The good news for anyone who’s had the beachy grooves of “Espresso” swirling their nerves for months is that the rest of her debut album is—oh, sweet relief! – completely forgettable. What Carpenter possesses in luscious aesthetics, she lacks in musical integrity; there’s only so far being a sexy baby can get you, and while Short and sweet providing a good dose of her effortless soprano run and a heady whiff of saccharinity (like her signature perfume Sweet Tooth, the bottle of which is shaped like a baby-pink chocolate bar), it seems to have almost no organic essence or interesting musical ideas.
Carpenter tries to compensate for this by describing as many different kinds of men as possible, to cast his net of relatability wide. There are men her friends don’t approve of, men who cheat, men who don’t communicate, men who think they’re empaths, men who take magic mushrooms, men who don’t know where her clitoris is. To keep things empowering, she seems to come out, ahem, on top in every situation, either through outright seduction (“it’s me, espresso,”) or via sassy zingers — “Your car drove itself LA to her thighs” — showing us, if not them, who’s boss. Among the raw and insecure laments of Swift et al., her effortless confidence and sassy nonchalance is invigorating — but just as much, the peppy attitude can quickly become exhausting. .
Sex is the unifying factor on a record that otherwise consists of a set of slick singles that can be further pared down to snappy verses, snappy lines and snappy spoken asides to accompany snappy “Get Ready With Me” videos. (To be fair, Carpenter tempers expectations with the album’s title and its opening line, “Oh, I leave quite an impression / Five feet to be exact”: meta ways of telling us that this 12-song album will be nothing more than 35 minutes long.)
If the first five tracks of mindless cooing don’t get the creepy vibes across, don’t play “Bed Chem” in the car with your mom: “Come on me / I mean camaraderie,” she sings.
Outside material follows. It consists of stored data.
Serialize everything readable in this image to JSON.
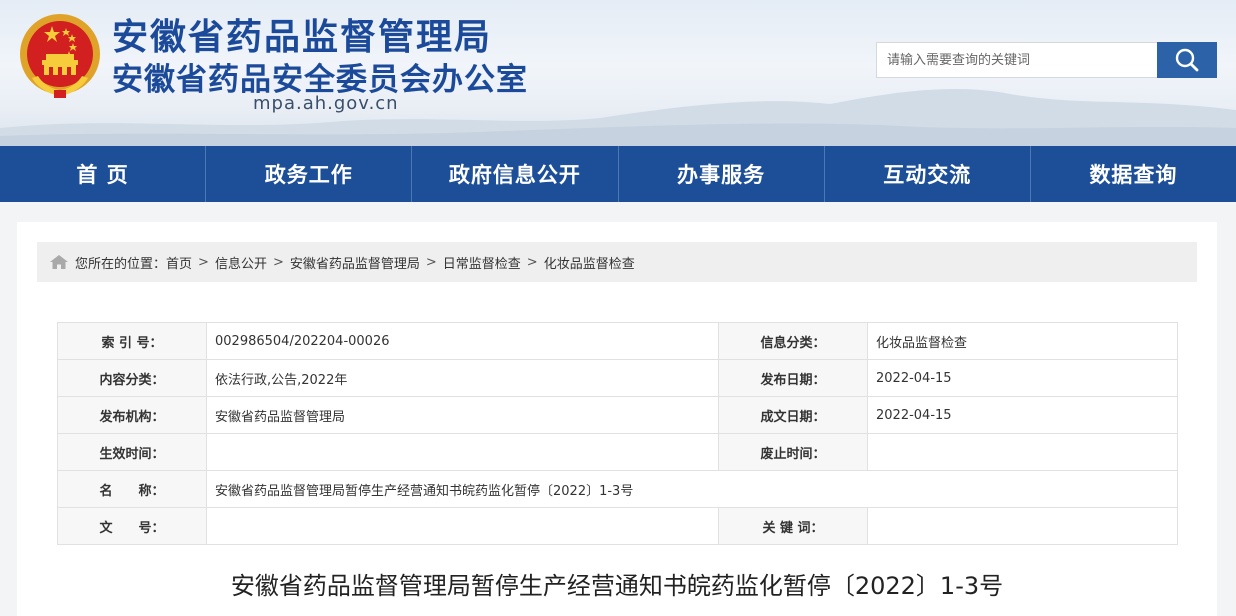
{
  "header": {
    "title": "安徽省药品监督管理局",
    "subtitle": "安徽省药品安全委员会办公室",
    "domain": "mpa.ah.gov.cn",
    "emblem_icon": "national-emblem-icon"
  },
  "search": {
    "placeholder": "请输入需要查询的关键词",
    "button_icon": "search-icon"
  },
  "nav": [
    "首 页",
    "政务工作",
    "政府信息公开",
    "办事服务",
    "互动交流",
    "数据查询"
  ],
  "breadcrumb": {
    "prefix": "您所在的位置：",
    "items": [
      "首页",
      "信息公开",
      "安徽省药品监督管理局",
      "日常监督检查",
      "化妆品监督检查"
    ],
    "separator": ">"
  },
  "meta": {
    "index_no_label": "索 引 号：",
    "index_no": "002986504/202204-00026",
    "info_category_label": "信息分类：",
    "info_category": "化妆品监督检查",
    "content_category_label": "内容分类：",
    "content_category": "依法行政,公告,2022年",
    "publish_date_label": "发布日期：",
    "publish_date": "2022-04-15",
    "publisher_label": "发布机构：",
    "publisher": "安徽省药品监督管理局",
    "written_date_label": "成文日期：",
    "written_date": "2022-04-15",
    "effective_label": "生效时间：",
    "effective": "",
    "expired_label": "废止时间：",
    "expired": "",
    "name_label": "名　　称：",
    "name": "安徽省药品监督管理局暂停生产经营通知书皖药监化暂停〔2022〕1-3号",
    "doc_no_label": "文　　号：",
    "doc_no": "",
    "keywords_label": "关 键 词：",
    "keywords": ""
  },
  "document": {
    "title": "安徽省药品监督管理局暂停生产经营通知书皖药监化暂停〔2022〕1-3号"
  },
  "colors": {
    "nav_bg": "#1d4f98",
    "title_blue": "#1c4a9a",
    "search_button": "#2b62a8",
    "breadcrumb_bg": "#efefef"
  }
}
Her state of ecstasy is such that we can’t hear any of the words in the chorus, but she gets to enough in the verses that an Easter egg about her rumored-to-be-ex-boyfriend, Irish actor Barry Keoghan, comes through (” Who is the cute boy with the white jacket and the thick accent?”).

Meanwhile, on “Juno,” a synthy, midtempo pop-bop that, with its teenage pregnancy references toned down, could be sung by Princess Meg from HerculesCarpenter floats around under odd compliments (“God bless your father’s genetics”), Bond-girl power plays (“You make me wanna make you fall in love”) and honeyed riffs until she lands right on point: “I’m so goddamn horny”. Sure.
All of this would be great if it weren’t for the fact that each song seems to try on a different musical genre to see what makes Carpenter most “iconic” – a versatility that leaves us unmoored and confused. There are moments on “Please Please Please” that feel like doing a shot of straight Lana Del Rey (“I’m asking you not to bother me, morf**ker”), and then Carpenter turns to the full-on slow-jam Noughties R&B from “Good Graces”, where she runs up and down in a soprano like Grande (obviously her vocal inspiration), then she goes indie on “Sharpest Tool” (arguably the standout behind “Espresso”) with a minimal, pulsing acoustic background, before she channels Joni Mitchell via metallic guitar and whimsical riffs on “Coincidence.” If that’s not enough to give you whiplash, by the end of the album we’re also treated to a decent amount of The Ronettes-via-Meghan-Trainor vocal harmony and , bizarrely, a Dolly Parton-esque, postmodern country song, “Slim Pickins,” in which she laments over bittersweet banjo “these douchebags in my phone” and her challenging quest to find a boy who’s “both jacked and kind.”
Through it all, we come out remembering only the hazy calypso from “Espresso” – but if Carpenter wants to show us that life is fun and games, he’s succeeded. “Heartbreak is one thing/ My ego’s another”, she winks on “Please Please Please”, before pleading with her unpredictable lover: “Don’t bring me to tears / When I’ve just done my make-up so beautifully”. These lines are microcosms of an album heavy on one-liners and thick with deluxe production, but starved of emotion, identity or consistency – and they also conveniently capture the 21Stcentury appeal of our surface-level summery queen.